This is a toy example of an e-commerce system.
Launch a single server instance or a cluster. Here is an example for a single server using Docker, but any other deployment method should work as well:
docker run -it -p 8529:8529 -e ARANGO_NO_AUTH=1 arangodb
Then use the arangosh
to import the data (for example with Docker):
docker run -it --net=host -v `pwd`:/mnt arangodb arangosh --javascript.execute /mnt/shop.js
From then on you can use the web UI to look at the collections, the
overall setup, the graphs. Furthermore, you can issue queries. To this end
the easiest is to click on the "Queries" tab, click "Queries" there again
and then in the bottom right corner "Import Queries". Choose the file
shopQueries.json
. Alternatively, the queries are also as JavaScript
code in the file shopQueries.js
.
To generate more data, run
docker run -it --net=host -v `pwd`:/mnt arangodb arangosh --javascript.execute /mnt/moreData.js
This creates 100000 random customers, 100000 random items, 100000 sales, 1000 shopping baskets and 100000 reviews with some likes.

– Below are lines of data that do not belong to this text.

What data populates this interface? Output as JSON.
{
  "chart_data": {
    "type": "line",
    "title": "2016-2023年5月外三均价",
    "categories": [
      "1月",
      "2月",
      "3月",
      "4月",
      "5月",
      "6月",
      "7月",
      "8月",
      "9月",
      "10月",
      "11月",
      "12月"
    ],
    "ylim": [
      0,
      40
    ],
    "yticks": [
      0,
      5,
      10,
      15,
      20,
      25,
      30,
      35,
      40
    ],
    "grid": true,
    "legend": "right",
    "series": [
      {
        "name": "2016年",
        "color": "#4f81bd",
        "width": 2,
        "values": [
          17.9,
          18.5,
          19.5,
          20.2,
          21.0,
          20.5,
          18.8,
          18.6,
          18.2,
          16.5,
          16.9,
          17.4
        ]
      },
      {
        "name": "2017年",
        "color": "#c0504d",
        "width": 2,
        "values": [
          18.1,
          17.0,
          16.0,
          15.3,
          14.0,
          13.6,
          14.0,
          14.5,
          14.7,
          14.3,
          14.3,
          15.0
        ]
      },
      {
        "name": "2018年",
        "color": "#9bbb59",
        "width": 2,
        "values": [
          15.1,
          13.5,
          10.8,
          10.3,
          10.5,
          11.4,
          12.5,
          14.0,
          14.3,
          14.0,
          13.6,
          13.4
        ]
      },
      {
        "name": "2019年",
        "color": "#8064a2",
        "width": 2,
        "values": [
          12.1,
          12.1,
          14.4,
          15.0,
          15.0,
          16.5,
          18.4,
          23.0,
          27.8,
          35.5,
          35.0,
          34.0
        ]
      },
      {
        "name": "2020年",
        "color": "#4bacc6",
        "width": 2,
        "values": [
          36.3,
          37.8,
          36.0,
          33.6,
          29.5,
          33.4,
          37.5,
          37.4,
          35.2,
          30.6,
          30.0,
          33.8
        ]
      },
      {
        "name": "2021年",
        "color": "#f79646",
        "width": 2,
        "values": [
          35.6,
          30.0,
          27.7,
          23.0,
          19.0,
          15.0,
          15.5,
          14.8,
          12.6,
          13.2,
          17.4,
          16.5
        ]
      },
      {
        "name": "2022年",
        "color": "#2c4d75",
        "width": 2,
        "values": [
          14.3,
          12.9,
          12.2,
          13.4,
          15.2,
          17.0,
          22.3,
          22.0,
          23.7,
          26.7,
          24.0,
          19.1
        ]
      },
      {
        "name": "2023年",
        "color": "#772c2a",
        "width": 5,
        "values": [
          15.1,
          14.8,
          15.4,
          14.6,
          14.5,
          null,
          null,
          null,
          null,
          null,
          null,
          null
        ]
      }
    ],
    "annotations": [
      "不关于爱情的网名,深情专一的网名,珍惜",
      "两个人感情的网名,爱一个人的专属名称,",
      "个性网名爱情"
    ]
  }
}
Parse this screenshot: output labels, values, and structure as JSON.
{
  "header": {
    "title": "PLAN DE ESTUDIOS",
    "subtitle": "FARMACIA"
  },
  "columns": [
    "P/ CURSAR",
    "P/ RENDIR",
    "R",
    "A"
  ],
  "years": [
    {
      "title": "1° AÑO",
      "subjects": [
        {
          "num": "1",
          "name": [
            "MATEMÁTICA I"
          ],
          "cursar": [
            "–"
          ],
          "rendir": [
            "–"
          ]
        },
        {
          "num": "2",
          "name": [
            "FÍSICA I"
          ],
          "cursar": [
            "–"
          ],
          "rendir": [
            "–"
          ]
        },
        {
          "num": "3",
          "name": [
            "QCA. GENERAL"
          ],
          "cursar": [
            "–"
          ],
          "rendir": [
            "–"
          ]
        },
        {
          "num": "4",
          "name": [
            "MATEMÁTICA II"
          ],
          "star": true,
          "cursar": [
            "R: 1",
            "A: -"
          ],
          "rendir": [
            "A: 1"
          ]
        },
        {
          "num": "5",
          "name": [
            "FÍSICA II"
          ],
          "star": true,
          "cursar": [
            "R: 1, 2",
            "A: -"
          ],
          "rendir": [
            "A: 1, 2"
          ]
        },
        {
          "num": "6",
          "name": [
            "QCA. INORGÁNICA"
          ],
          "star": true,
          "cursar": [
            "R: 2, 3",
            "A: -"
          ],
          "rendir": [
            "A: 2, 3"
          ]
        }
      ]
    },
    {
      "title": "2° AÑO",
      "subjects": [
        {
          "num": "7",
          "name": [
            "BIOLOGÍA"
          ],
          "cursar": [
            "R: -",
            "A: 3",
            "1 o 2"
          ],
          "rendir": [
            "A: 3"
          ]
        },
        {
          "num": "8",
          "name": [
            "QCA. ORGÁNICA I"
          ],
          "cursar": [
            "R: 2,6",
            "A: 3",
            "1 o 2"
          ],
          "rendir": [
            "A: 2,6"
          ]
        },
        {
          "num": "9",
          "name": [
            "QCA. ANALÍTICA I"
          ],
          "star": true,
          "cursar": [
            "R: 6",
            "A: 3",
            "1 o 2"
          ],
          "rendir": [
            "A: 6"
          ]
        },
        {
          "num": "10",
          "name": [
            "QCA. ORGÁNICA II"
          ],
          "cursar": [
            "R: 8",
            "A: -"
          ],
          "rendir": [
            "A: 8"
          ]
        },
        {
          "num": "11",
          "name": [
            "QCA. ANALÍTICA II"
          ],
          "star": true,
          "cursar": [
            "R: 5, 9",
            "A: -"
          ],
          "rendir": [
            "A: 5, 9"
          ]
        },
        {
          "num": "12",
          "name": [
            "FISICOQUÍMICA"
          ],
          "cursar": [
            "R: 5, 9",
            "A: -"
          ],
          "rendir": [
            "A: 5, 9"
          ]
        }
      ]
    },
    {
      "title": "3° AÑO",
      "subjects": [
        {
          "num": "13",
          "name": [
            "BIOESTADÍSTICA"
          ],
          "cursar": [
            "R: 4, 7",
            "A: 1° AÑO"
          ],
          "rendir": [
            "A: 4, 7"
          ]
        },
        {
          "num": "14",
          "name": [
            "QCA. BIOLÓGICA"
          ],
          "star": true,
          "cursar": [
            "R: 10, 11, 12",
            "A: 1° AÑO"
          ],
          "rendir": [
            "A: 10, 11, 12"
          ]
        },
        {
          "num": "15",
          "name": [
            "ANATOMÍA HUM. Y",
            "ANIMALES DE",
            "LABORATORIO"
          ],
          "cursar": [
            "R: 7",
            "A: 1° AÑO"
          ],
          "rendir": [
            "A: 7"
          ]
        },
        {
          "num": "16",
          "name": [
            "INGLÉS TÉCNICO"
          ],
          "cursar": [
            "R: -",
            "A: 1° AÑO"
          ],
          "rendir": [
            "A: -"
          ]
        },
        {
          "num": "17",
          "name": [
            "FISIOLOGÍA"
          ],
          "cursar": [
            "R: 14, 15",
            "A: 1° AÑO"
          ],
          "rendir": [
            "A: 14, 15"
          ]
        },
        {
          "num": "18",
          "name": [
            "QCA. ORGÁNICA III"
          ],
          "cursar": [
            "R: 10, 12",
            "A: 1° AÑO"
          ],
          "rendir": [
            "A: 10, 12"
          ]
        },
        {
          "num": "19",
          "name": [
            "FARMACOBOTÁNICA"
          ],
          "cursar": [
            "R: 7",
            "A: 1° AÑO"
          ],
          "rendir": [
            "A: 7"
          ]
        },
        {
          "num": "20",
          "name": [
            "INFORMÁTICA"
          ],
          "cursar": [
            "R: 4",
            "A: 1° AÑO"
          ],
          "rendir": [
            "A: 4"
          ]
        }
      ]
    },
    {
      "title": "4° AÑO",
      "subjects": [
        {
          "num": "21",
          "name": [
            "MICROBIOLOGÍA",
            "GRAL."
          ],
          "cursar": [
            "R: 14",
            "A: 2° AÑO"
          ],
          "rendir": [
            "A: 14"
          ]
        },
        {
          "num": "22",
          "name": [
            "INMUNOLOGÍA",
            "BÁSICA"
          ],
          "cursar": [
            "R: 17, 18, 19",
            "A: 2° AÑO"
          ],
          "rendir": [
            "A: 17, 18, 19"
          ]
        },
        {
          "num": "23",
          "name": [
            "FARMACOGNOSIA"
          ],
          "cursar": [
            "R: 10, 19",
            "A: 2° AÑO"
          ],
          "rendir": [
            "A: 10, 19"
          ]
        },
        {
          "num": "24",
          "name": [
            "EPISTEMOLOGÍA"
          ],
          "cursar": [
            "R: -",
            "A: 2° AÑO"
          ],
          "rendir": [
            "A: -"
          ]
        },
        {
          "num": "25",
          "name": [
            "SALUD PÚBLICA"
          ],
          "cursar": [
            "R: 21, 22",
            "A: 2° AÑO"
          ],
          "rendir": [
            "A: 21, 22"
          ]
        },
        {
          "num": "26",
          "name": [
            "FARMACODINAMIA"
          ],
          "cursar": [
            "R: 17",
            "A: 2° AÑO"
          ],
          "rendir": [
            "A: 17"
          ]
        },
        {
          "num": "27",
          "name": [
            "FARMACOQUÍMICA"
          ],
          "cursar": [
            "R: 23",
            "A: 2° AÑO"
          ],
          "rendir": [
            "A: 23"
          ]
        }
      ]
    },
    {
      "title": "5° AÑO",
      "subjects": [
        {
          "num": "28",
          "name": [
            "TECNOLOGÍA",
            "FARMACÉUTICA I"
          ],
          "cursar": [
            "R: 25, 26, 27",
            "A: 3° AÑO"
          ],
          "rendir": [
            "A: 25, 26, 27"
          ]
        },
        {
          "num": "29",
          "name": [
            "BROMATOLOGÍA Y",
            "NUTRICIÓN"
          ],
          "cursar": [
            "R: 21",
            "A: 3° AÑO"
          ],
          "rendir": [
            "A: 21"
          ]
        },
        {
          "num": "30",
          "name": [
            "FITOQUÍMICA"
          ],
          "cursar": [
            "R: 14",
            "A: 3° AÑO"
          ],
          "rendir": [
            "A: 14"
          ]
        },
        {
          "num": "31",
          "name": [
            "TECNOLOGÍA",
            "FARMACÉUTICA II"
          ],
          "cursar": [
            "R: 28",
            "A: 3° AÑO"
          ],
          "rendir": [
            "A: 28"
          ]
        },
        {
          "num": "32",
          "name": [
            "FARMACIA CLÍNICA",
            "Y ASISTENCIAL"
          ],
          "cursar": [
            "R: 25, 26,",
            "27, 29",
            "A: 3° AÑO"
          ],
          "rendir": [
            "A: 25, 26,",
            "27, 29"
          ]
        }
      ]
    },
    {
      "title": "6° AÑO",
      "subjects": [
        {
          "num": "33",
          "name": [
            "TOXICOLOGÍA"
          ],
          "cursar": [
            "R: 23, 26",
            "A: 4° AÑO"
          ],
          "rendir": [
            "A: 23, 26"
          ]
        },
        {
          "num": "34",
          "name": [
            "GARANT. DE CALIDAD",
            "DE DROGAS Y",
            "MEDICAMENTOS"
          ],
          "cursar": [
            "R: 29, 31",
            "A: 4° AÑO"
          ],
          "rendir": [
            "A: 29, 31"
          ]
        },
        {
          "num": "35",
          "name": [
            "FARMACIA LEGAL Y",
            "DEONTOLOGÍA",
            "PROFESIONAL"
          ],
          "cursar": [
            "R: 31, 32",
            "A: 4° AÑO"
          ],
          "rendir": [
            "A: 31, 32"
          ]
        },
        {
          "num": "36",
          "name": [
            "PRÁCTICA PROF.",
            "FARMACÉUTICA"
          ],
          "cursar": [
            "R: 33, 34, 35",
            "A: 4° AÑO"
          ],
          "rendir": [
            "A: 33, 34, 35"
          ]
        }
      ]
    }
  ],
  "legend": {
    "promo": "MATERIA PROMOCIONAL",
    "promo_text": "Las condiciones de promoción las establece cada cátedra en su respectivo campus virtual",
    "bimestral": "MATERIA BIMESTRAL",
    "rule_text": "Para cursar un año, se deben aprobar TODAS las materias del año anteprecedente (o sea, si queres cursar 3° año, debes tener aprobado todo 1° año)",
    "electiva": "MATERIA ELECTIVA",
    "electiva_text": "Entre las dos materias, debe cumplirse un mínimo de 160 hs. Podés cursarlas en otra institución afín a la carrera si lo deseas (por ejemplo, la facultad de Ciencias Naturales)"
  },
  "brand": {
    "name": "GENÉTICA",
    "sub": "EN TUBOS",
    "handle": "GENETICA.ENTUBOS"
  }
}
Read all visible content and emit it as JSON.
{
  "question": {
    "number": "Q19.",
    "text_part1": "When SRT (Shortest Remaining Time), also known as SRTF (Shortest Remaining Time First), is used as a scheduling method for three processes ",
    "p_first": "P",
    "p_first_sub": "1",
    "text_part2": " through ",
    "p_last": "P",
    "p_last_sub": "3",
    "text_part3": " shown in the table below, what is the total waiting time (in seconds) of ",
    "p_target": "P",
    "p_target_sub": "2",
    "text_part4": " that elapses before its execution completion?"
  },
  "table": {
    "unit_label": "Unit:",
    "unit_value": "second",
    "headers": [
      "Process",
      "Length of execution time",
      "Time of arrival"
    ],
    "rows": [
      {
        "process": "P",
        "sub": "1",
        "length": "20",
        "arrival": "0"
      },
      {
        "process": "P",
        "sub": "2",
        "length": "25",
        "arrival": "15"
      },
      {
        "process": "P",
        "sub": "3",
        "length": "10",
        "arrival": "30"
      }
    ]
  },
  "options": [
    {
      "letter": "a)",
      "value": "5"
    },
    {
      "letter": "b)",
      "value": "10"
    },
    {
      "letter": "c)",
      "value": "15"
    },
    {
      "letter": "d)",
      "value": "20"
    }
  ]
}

To modify these numbers, set the following environment variables in the
docker run
call:
NRUSERS
NRITEMS
NRSALES
NRREVIEWS
NRSALES
Use, for example, -e NRUSERS=1000000
in docker run
for moreData.js
above.
There are altogether 6 collections, 4 vertex collections:
customers
items
reviews
baskets
and 2 edge collections:
sales
reviewRel
The general idea is that the sales
edge collection has an edge from a
customer to an item for each item the customer buys in a sale. Furthermore,
the reviewRel
collection has edges of type wrote
and liked
, each
pointing from a customer to a review, with the obvious meaning.
The baskets
collection is simply using ArangoDB as a key/value store,
so it has many shards and no replication configured.
In a single server setup all sharding and replication settings are simply ignored.